Her family background encompasses both one of Maine’s great publishing legends, Guy Gannett, and those who made their living from the sea as lobstermen. Graduating with a BS in Education from Wheelock College, Maddy taught elementary school in both public and privates school systems before raising a family of four children. Increasingly active in the family business, she was first elected to the board of directors of Guy Gannett in 1981 and became its Chairman in 1994. In 1998, she oversaw the sale of the Gannett family’s Maine newspapers to the Seattle Times Co., one of the few remaining independently owned newspaper companies in the country.

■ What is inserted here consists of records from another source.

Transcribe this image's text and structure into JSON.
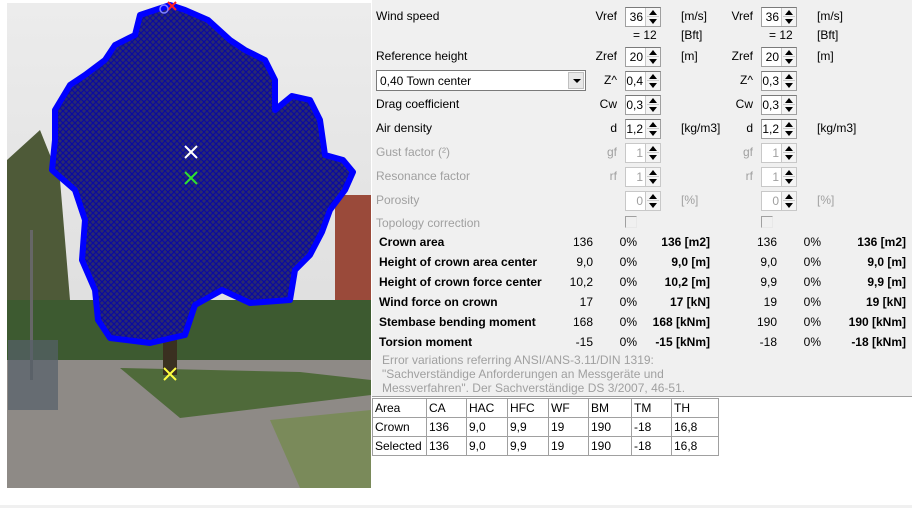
{
  "photo": {
    "crown_outline_color": "#0000ff",
    "hatch_color": "#0a0a8c",
    "markers": [
      "red-x",
      "blue-circle",
      "white-x",
      "green-x",
      "yellow-x"
    ]
  },
  "params": {
    "wind_speed": {
      "label": "Wind speed",
      "sym": "Vref",
      "v1": "36",
      "v2": "36",
      "unit": "[m/s]"
    },
    "bft": {
      "eq1": "= 12",
      "eq2": "= 12",
      "unit": "[Bft]"
    },
    "ref_height": {
      "label": "Reference height",
      "sym": "Zref",
      "v1": "20",
      "v2": "20",
      "unit": "[m]"
    },
    "roughness": {
      "selected": "0,40 Town center",
      "sym": "Z^",
      "v1": "0,4",
      "v2": "0,3"
    },
    "drag": {
      "label": "Drag coefficient",
      "sym": "Cw",
      "v1": "0,3",
      "v2": "0,3"
    },
    "air": {
      "label": "Air density",
      "sym": "d",
      "v1": "1,2",
      "v2": "1,2",
      "unit": "[kg/m3]"
    },
    "gust": {
      "label": "Gust factor (²)",
      "sym": "gf",
      "v1": "1",
      "v2": "1"
    },
    "resonance": {
      "label": "Resonance factor",
      "sym": "rf",
      "v1": "1",
      "v2": "1"
    },
    "porosity": {
      "label": "Porosity",
      "v1": "0",
      "v2": "0",
      "unit": "[%]"
    },
    "topology": {
      "label": "Topology correction",
      "c1": false,
      "c2": false
    }
  },
  "results": [
    {
      "label": "Crown area",
      "a": "136",
      "ap": "0%",
      "ab": "136 [m2]",
      "b": "136",
      "bp": "0%",
      "bb": "136 [m2]"
    },
    {
      "label": "Height of crown area center",
      "a": "9,0",
      "ap": "0%",
      "ab": "9,0 [m]",
      "b": "9,0",
      "bp": "0%",
      "bb": "9,0 [m]"
    },
    {
      "label": "Height of crown force center",
      "a": "10,2",
      "ap": "0%",
      "ab": "10,2 [m]",
      "b": "9,9",
      "bp": "0%",
      "bb": "9,9 [m]"
    },
    {
      "label": "Wind force on crown",
      "a": "17",
      "ap": "0%",
      "ab": "17 [kN]",
      "b": "19",
      "bp": "0%",
      "bb": "19 [kN]"
    },
    {
      "label": "Stembase bending moment",
      "a": "168",
      "ap": "0%",
      "ab": "168 [kNm]",
      "b": "190",
      "bp": "0%",
      "bb": "190 [kNm]"
    },
    {
      "label": "Torsion moment",
      "a": "-15",
      "ap": "0%",
      "ab": "-15 [kNm]",
      "b": "-18",
      "bp": "0%",
      "bb": "-18 [kNm]"
    }
  ],
  "note": [
    "Error variations referring ANSI/ANS-3.11/DIN 1319:",
    "\"Sachverständige Anforderungen an Messgeräte und",
    "Messverfahren\". Der Sachverständige DS 3/2007,  46-51."
  ],
  "table": {
    "headers": [
      "Area",
      "CA",
      "HAC",
      "HFC",
      "WF",
      "BM",
      "TM",
      "TH"
    ],
    "rows": [
      [
        "Crown",
        "136",
        "9,0",
        "9,9",
        "19",
        "190",
        "-18",
        "16,8"
      ],
      [
        "Selected",
        "136",
        "9,0",
        "9,9",
        "19",
        "190",
        "-18",
        "16,8"
      ]
    ]
  }
}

Maddy has served on the boards of numerous nonprofit corporations including the Children’s Theatre of Maine, the Greater Portland Boys and Girls Club, the Maine Chapter of the Multiple Sclerosis Society, and the Victoria Mansion. She has served on the advisory boards of educational institutions such as the University of New England and the University of Maine, and as a member of the Board of Visitors for the University of Maine Law School. She is an advisory trustee for the Maine Audubon Society and active in the Maine Women’s Fund. Past honors include the Mary Rines Thompson Award for exceptional volunteer service from the United Way of Greater Portland, the Paul Harris Awards from the Portland Rotary Club, an honorary doctor of humane letters from Thomas College in Waterville and the Greater Portland Chamber of Commerce Henri Benoit Award.
For her leadership in using personal philanthropy to encourage and sustain justice initiatives in Maine, Madeleine Corson is the 2002 recipient of the Edmund S. Muskie Access to Justice Award.